2) Tarayıcı URL’den aldığı verileri ayrıştırır. Buna protokol tipi “https”, domain adı “github.com” ve istediğimiz belge”/” dahildir . Şu anki durumumuzda (.com’dan sonrası boş olduğu için) tarayıcımız ana sayfayı (index) istedi.
3) Tarayıcımız DNS bilgilerinden “github.com” un host edildiği sunucunun İP adresini öğrenmek için ISP’mizle iletişime geçti. DNS, ilk önce”Kök İsim Sunucusundan” isteğimizin “.com” olduğunu anlar, daha sonra “.com isim sunucusundan” domaine ait bilgileri alır.
4) ISP, internet sunucusuna giden yolun IP adresini elde ettiği zaman, internet tarayıcınıza geri gönderir.
5) İnternet tarayıcınız girdiğiniz URL’nin IP adresini alır ve TCP bağlantısını kurar. Bu noktada internet tarayıcınız ile internet sunucusu bağlanmıştır.
6) İnternet tarayıcınız, internet sunucusunun ana sayfasını istediğini belirten bir HTTP isteği yollar.
7) İnternet sunucusu isteği alır ve istenen HTML sayfasına bakar. Eğer sayfa mevcutsa, gerekli hazırlama işlemlerini gerçekleştirilir ve internet tarayıcınıza gönderir. Eğer aradığınız sayfa sunucu üzerinde mevcut değilse 404 hata sayfasını yani “Sayfa Bulunamadı” hata sayfasını internet tarayıcınıza iletir.

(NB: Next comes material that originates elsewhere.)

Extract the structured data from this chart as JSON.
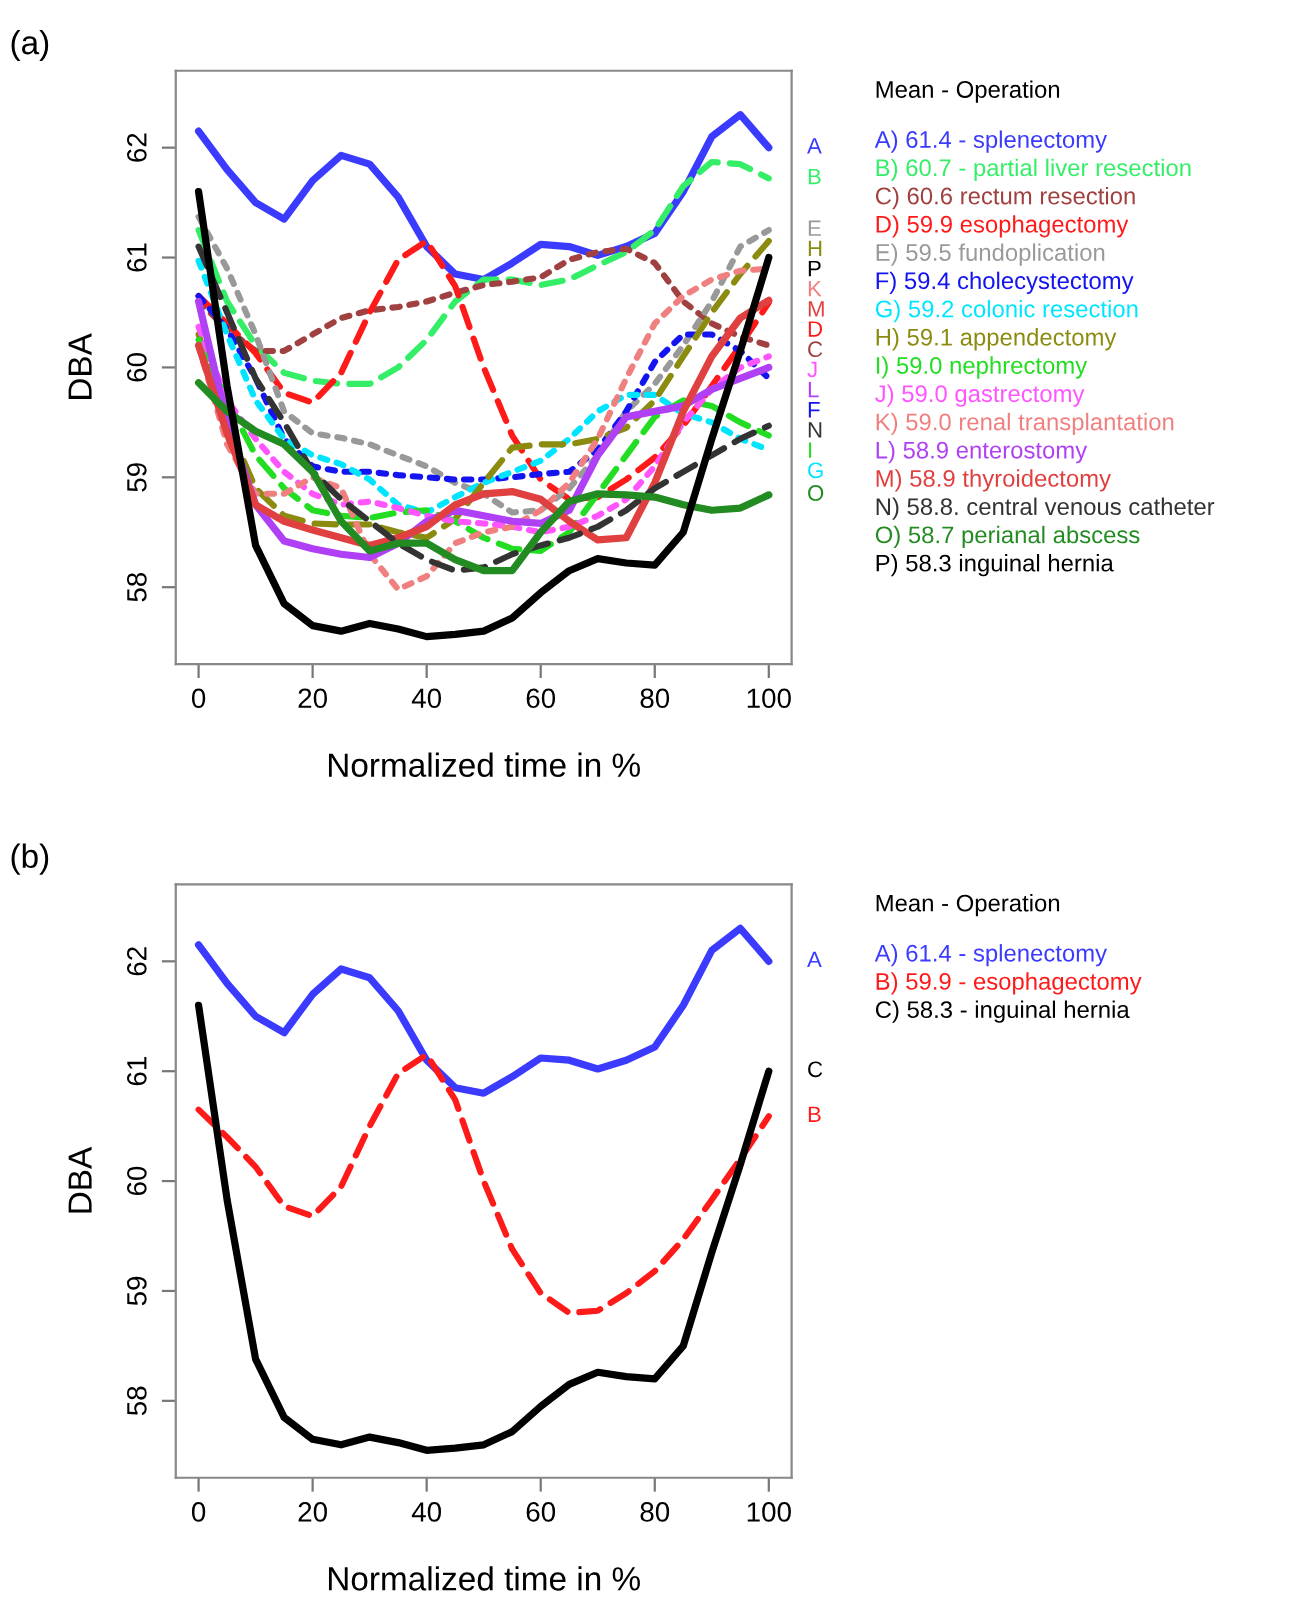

8) İnternet tarayıcısı HTML sayfayı alır ve diğer kaynakları (harici Css veya JavaScript dosyalarını) bulmak için baştan sonra parçalara ayırmaya -taramaya- başlar.
9) Her bir harici dosya için internet tarayıcısı şu ana kadar gerçekleştirdiği işlemleri baştan tekrar eder.
10) Tarayıcı diğer bütün harici kaynakları yüklemeyi bitirdikten sonra sayfa tarayıcınızda yüklenmiş ve sunucu ile arasındaki bağlantı kapanmıştır.
Buradaki asıl önemli olay; görmek istediğimiz bilginin nasıl iletildiği. Bir istek yaptığınızda bilgi bir çok ufak pakete dönüşür. Her paket kaynağını ve gideceği hedefin port numarasının bulunduğu TCP başlığıyla işaretlenmiştir; ve bu paketlerin her birisi kendi kimliğini (nereden geldiği ve nereye gittiği) belirten bir İP numarası taşır. Bu paket ethernet aracılılığıyla Wi-Fi ağınız veya Hücresel Veri (telefon) üzerinden aktarılır.
(Aslında paketlerin nasıl gittiğini çok önemsemiyoruz, tek önemli olan sağ salim gitmeleri) Paketler gideceği yere ulaştığında tekrar birleşir ve tek bir bütün haline dönerler.
Peki bütün paketler kaybolmadan nasıl hedefe ulaştı?
Cevap TCP/IP.
TCP/IP internetin ana kontrol sistemi olarak işlev gören iki parçalı bir sistemdir. İlk bölümün, IP protokolünün, görevi her pakette IP başlığı (header) atamak ve bu başlık sayesinde diğer bilgisayarlarla anlaşmaktır. İkinci bölümün, TCP, görevi ise mesajları -veya dosyaları- küçük paketlere bölmek, varış bilgilerini içeren bir TCP başlığı (header) atamak, yolda kaybolan paketleri yeniden göndermek ve varış noktasına ulaşan paketleri tekrar birleştirmektir.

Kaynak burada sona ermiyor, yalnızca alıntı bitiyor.